Childs, 45, faces a five-year sentence in state prison, according to reports, in part due to the $200,000 price tag the jury concluded he cost the city for refusing to give up the passwords. But he is reportedly expected to get credit for time served, which is nearly two years since his July 2008 arrest. Childs will be sentenced on June 14.

About a week after his arrest, Childs finally gave up his passwords after changing all of the city's network passwords so only he could access the network -- which contains email, payroll, law enforcement, and inmate booking files, apps, and data. He did so after learning he was going to be laid off from his job of 10 years with the city.

Prosecutors in the case said Childs took the unusual action of locking out his supervisors from the network because he was upset about their questioning his security clearance after learning he had a previous robbery conviction on his record.

Childs' attorney says his client wouldn't surrender the passwords initially because his bosses asked for them over an unsecured phone line. "All they had to do was ask him (for the passwords) in a secure and professional way, consistent with policy and standards," the defense attorney told the jury, according to an SFGate.com report.

Experts say both Childs and the city made mistakes. "Whether you view Terry Childs as an IT folk hero, egomaniac, disgruntled employee, or all of the above, we're forced to ask whether the crime fits the punishment. I have little sympathy for any of the players in this drama, but it would be a mistake to view Childs as a cybercriminal," says Michael Maloof, CTO for TriGeo Network Security.

While Childs' insubordination was grounds for his termination, he didn't demand a ransom or interrupt city services, Maloof notes. "It was not an act of domestic terrorism or grand theft, but the lack of self-interest doesn't absolve him of responsibility.
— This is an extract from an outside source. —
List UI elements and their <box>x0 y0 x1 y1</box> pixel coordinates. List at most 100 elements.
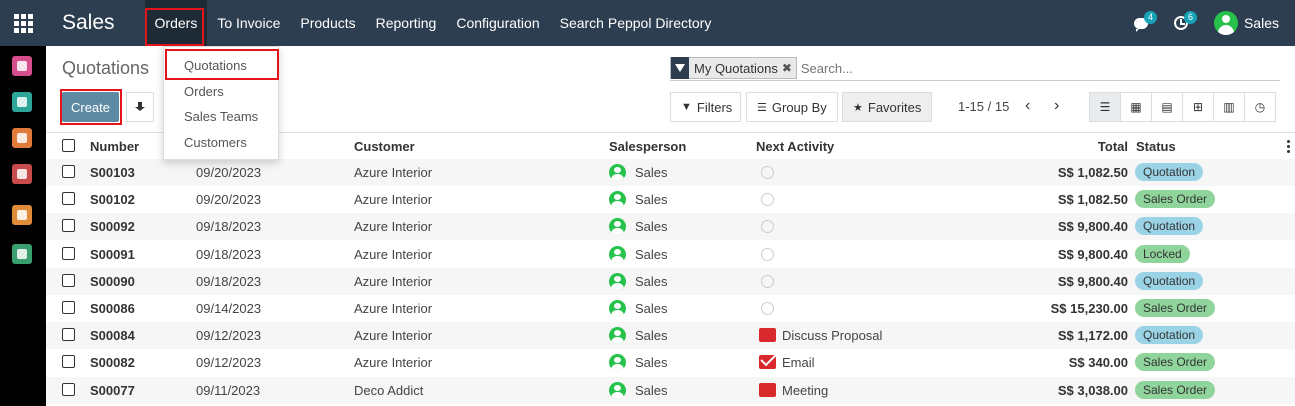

He may ultimately be applauded as the city's lone network infrastructure defender, or pitied as paranoid and delusional, and the truth is probably somewhere in the middle," he says.

Richi Jennings, an independent security analyst, says the City of San Francisco's management failed in allowing one employee to "own the keys to the kingdom" and for not understanding the technology to begin with. "Childs is widely seen as a hero for doing more with less, but that becomes part of the problem because he sees it as his baby and gets protective," Jennings says.

The prosecutor said in the trial that Childs had basically sabotaged some network equipment: "So that if they were rebooted, they'd lose their configuration," Jennings says.